(155c) Desalination Studies Using Membrane Distillation

Sirkar, K. K. - Presenter, New Jersey Institute of Technology
Singh, D., New Jersey Institute of Technology

Membrane distillation for desalination employs heated brine in contact with a porous hydrophobic membrane to generate water vapor which is recovered in a variety of ways on the other side of the membrane. Direct contact membrane distillation (DCMD) employs colder distilled water on the other side to condense the water vapor. Air gap membrane distillation (AGMD) devices utilize a cold surface to condense the water vapor and generate the distillate. For brines at 50-930C, this presentation will focus primarily on hollow fiber membrane-based devices for DCMD as well as AGMD; studies in DCMD for these brine temperatures included synthetic brines, simulated sea water as well as actual sea water. For brines at 100-1300C, this presentation will illustrate the DCMD performances of flat as well as hollow fiber membranes of PDVF and PTFE for a variety of salt concentrations, distillate in temperature, brine flow rate as well as simulated produced water from steam assisted gravity drainage (SAGD) process.  

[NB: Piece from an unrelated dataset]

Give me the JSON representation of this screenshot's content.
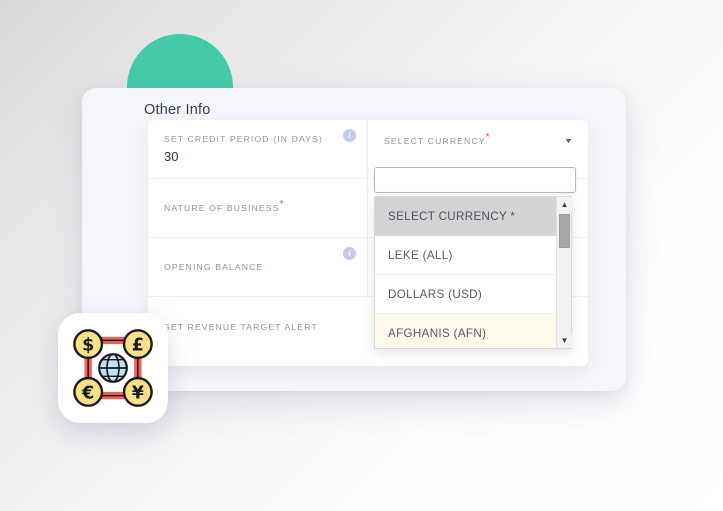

 For AGMD the colder condensation surface is provided by a solid nonporous hollow fiber of polypropylene (PP). The evaporation fiber set consists of porous hydrophobic hollow fibers of either PP with a porous fluorosilicone coating or PVDF. Through the bores of the second set of solid nonporous hollow fibers flows the cooling fluid or the colder feed brine itself as it gets heated up. The performances of such two-hollow-fiber-based AGMD devices will be illustrated. The water vapor flux levels achieved in AGMD were quite high compared to those reported in literature. For the lower temperature DCMD studies, hot brine undergoes rectangular cross flow over the outer surface of highly porous hydrophobic PP hollow fibers whose outside surface was coated with porous plasma polymerized silicone-fluoropolymer coating to mitigate pore wetting and distillate contamination as cold distillate flows through the bores of fibers having a large wall thickness in DCMD. Extended pilot scale operation demonstrated no salt leakage, stable and repeatable performance with synthetic solutions having starting feed salt concentrations of up to 10% as well as with sea water concentrated up to 20% salt via batch recirculation. An overview of the device performance, resistance to scaling, concentration cascades and energy requirements will be provided for a variety of brines.